Chris Yeung; Tamas Ungi; Zoe Hu; Amoon Jamzad; Martin Kaufmann; Ross Walker; Shaila Merchant; Cecil Jay Engel; Doris Jabs; John Rudan; Parvin Mousavi; Gabor Fichtinger

doi:10.1007/s11548-024-03133-y

From quantitative metrics to clinical success: assessing the utility of deep learning for tumor segmentation in breast surgery

Int J Comput Assist Radiol Surg. 2024 Apr 20. doi: 10.1007/s11548-024-03133-y. Online ahead of print.

Authors

Chris Yeung¹, Tamas Ungi², Zoe Hu³, Amoon Jamzad², Martin Kaufmann⁴, Ross Walker⁴, Shaila Merchant⁴, Cecil Jay Engel⁴, Doris Jabs⁵, John Rudan⁴, Parvin Mousavi², Gabor Fichtinger²

Affiliations

¹ School of Computing, Queen's University, Kingston, ON, Canada. chris.yeung@queensu.ca.
² School of Computing, Queen's University, Kingston, ON, Canada.
³ School of Medicine, Queen's University, Kingston, ON, Canada.
⁴ Department of Surgery, Queen's University, Kingston, ON, Canada.
⁵ Department of Radiology, Queen's University, Kingston, ON, Canada.

PMID: 38642296
DOI: 10.1007/s11548-024-03133-y

Abstract

Purpose: Preventing positive margins is essential for ensuring favorable patient outcomes following breast-conserving surgery (BCS). Deep learning has the potential to enable this by automatically contouring the tumor and guiding resection in real time. However, evaluation of such models with respect to pathology outcomes is necessary for their successful translation into clinical practice.

Methods: Sixteen deep learning models based on established architectures in the literature are trained on 7318 ultrasound images from 33 patients. Models are ranked by an expert based on their contours generated from images in our test set. Generated contours from each model are also analyzed using recorded cautery trajectories of five navigated BCS cases to predict margin status. Predicted margins are compared with pathology reports.

Results: The best-performing model using both quantitative evaluation and our visual ranking framework achieved a mean Dice score of 0.959. Quantitative metrics are positively associated with expert visual rankings. However, the predictive value of generated contours was limited with a sensitivity of 0.750 and a specificity of 0.433 when tested against pathology reports.

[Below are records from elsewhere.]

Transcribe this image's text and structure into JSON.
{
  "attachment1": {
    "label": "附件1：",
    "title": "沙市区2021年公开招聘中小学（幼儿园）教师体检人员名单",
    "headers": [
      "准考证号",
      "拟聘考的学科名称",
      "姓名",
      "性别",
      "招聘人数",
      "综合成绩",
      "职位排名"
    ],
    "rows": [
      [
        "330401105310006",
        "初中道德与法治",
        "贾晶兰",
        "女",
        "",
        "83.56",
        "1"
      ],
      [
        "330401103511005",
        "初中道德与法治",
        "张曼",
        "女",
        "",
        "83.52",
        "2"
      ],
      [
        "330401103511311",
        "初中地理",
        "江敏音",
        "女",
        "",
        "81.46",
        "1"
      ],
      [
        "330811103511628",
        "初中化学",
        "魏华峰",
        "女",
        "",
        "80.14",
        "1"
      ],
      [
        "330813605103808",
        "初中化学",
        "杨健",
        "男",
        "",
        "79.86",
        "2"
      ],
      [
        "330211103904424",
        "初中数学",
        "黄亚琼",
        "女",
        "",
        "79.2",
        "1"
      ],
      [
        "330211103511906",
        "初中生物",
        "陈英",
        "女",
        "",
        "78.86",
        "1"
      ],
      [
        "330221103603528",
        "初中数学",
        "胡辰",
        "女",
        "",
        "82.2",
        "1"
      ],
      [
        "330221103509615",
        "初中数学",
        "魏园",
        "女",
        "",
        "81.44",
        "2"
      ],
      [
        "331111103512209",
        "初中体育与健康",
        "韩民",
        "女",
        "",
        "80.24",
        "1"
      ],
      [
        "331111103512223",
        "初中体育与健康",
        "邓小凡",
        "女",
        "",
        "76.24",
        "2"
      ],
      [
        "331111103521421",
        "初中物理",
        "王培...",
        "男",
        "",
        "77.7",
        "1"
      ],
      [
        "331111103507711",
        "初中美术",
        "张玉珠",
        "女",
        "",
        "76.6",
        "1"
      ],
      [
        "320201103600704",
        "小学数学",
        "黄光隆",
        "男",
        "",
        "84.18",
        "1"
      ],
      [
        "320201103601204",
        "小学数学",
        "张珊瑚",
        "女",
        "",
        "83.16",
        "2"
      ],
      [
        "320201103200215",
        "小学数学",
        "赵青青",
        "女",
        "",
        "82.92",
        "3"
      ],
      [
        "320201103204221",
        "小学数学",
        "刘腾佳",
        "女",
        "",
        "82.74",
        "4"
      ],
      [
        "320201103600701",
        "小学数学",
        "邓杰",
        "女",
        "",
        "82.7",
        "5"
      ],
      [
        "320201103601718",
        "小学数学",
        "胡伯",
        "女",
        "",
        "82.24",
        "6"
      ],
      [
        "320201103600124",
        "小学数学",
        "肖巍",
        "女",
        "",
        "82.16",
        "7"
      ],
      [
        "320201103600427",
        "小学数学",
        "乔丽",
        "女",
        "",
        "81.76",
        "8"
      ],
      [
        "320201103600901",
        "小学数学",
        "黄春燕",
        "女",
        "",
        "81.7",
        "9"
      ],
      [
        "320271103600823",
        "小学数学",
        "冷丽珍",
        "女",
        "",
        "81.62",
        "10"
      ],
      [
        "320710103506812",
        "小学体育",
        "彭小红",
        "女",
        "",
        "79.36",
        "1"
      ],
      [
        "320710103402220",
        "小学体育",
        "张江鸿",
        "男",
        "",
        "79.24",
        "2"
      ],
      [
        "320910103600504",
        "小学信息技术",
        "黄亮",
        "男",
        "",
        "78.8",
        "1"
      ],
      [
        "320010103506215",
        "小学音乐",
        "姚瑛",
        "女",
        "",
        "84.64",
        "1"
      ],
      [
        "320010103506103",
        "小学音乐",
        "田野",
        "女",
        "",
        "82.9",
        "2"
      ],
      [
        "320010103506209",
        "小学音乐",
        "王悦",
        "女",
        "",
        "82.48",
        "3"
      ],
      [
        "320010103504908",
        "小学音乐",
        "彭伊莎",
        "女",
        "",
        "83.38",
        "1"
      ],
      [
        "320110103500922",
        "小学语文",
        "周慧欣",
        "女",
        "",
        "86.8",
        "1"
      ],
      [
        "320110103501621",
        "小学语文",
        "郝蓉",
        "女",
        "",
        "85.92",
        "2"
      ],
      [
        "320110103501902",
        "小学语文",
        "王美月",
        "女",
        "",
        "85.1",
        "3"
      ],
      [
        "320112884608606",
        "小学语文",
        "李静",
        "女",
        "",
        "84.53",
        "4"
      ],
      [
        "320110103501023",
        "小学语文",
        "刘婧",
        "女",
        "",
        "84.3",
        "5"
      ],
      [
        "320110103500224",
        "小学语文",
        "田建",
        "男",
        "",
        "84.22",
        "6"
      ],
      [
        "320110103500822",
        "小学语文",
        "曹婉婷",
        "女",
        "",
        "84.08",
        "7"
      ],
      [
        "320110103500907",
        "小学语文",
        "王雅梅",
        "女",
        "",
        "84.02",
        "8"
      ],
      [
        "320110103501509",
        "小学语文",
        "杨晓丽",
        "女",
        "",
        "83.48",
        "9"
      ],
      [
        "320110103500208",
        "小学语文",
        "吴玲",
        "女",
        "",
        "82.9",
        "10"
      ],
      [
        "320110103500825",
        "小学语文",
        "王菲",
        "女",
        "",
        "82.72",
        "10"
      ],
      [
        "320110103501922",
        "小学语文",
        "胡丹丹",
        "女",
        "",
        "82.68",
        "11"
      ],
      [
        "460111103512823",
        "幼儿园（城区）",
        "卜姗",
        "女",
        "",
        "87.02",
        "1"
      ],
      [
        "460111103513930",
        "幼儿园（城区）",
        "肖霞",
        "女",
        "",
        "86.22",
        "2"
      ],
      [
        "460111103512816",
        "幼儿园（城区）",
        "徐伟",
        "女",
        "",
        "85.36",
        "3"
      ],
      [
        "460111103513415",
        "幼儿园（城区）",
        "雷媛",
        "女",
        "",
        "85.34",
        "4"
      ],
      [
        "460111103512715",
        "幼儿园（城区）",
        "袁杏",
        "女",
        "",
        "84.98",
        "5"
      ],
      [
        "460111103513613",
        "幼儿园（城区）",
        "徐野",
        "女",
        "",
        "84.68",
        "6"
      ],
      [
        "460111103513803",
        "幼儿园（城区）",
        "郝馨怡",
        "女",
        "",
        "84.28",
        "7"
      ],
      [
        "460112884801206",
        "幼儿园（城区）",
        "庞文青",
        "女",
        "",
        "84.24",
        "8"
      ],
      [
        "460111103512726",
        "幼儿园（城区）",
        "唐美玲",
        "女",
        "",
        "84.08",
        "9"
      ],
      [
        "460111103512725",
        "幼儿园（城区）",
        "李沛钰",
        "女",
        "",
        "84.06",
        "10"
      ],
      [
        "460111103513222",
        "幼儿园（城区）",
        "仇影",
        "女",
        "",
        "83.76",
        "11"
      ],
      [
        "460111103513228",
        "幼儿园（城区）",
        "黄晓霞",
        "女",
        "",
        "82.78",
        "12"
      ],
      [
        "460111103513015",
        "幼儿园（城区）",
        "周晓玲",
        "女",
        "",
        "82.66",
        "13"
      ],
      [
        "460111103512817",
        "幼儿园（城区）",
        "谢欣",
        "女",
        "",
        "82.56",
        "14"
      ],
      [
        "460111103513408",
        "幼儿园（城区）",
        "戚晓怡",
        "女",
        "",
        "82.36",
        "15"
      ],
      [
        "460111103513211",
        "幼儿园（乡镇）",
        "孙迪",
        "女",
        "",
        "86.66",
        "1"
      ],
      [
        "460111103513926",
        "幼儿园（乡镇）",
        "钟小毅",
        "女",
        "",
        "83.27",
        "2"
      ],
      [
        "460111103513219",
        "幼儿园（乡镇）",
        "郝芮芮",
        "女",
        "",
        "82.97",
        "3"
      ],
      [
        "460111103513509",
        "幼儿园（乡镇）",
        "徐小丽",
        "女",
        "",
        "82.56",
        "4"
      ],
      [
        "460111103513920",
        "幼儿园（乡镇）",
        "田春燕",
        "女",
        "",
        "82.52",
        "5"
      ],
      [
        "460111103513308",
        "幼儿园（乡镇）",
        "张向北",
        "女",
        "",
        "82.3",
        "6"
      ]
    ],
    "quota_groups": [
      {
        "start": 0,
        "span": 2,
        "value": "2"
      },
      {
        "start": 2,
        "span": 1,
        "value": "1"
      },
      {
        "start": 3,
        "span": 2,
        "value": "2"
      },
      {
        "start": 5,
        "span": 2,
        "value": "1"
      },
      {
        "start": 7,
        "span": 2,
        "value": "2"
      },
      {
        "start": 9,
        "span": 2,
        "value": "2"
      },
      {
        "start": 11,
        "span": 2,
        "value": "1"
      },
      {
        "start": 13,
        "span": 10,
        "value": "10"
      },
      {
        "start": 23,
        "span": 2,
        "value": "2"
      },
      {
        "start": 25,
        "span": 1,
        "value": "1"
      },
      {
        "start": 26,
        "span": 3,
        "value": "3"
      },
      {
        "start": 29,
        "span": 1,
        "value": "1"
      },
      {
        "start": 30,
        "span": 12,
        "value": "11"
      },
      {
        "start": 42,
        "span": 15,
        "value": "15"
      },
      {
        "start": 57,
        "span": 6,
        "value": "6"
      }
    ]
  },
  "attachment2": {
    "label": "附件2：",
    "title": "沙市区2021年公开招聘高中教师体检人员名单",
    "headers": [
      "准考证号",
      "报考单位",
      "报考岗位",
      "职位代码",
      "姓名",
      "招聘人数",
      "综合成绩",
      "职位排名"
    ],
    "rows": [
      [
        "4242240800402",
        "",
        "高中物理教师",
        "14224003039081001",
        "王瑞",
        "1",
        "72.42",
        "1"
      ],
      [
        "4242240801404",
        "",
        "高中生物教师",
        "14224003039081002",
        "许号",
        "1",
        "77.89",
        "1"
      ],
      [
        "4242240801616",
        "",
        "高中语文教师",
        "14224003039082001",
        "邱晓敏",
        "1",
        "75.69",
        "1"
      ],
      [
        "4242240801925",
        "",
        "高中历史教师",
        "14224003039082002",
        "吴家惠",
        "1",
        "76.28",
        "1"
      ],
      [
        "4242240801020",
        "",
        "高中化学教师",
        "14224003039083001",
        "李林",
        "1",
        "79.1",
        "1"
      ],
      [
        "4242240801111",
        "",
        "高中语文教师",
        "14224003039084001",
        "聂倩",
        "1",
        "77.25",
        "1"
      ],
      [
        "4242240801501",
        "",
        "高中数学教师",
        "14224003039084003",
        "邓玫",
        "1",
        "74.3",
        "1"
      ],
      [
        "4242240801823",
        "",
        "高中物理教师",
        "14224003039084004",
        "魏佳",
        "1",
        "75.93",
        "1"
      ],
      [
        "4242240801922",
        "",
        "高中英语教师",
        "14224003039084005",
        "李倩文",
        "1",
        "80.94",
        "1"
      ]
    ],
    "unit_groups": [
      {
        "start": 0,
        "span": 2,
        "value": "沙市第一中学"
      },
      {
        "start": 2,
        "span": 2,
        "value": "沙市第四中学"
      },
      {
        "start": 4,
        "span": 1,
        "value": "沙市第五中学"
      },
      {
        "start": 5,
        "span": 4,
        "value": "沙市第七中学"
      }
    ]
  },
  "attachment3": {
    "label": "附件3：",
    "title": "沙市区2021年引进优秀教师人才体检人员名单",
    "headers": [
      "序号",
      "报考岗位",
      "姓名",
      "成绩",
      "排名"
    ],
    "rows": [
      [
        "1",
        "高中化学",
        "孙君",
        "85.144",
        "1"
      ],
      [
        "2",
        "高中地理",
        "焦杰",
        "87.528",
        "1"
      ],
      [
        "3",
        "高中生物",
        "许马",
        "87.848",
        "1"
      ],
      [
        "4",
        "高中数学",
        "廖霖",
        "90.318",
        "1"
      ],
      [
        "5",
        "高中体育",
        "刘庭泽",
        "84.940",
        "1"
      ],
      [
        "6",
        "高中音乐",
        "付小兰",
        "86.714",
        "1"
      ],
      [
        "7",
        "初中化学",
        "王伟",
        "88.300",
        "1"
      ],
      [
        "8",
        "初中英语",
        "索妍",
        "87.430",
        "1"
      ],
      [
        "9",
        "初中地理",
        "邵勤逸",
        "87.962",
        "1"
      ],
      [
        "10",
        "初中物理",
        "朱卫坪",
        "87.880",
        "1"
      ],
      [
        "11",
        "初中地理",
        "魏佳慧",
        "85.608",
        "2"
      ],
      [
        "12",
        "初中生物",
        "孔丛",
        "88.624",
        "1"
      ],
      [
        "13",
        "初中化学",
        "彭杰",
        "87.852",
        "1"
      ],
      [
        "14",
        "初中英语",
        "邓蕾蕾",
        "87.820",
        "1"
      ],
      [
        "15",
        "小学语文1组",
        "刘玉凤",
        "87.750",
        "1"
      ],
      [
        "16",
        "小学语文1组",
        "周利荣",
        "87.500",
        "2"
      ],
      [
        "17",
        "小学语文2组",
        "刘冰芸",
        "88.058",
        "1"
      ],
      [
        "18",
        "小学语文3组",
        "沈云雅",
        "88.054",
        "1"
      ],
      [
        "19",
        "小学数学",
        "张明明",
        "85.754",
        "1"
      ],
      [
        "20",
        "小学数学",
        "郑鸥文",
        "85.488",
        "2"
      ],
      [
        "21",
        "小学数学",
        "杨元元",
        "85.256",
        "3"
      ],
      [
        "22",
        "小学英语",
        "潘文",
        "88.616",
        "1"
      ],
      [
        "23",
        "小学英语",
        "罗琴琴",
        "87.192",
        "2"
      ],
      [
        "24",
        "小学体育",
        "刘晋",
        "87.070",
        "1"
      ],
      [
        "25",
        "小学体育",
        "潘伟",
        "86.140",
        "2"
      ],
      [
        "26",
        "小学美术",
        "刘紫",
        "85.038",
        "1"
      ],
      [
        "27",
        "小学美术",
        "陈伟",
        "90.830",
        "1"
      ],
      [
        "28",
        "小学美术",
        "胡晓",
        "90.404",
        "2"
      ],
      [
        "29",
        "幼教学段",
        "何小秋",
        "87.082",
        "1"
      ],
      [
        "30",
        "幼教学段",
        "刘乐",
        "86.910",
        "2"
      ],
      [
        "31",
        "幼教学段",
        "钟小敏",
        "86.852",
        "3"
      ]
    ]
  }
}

Conclusion: We present a clinical evaluation of deep learning models trained for intraoperative tumor segmentation in breast-conserving surgery. We demonstrate that automatic contouring is limited in predicting pathology margins despite achieving high performance on quantitative metrics.

Keywords: Breast ultrasound; Clinical evaluation; Deep learning; Surgical navigation.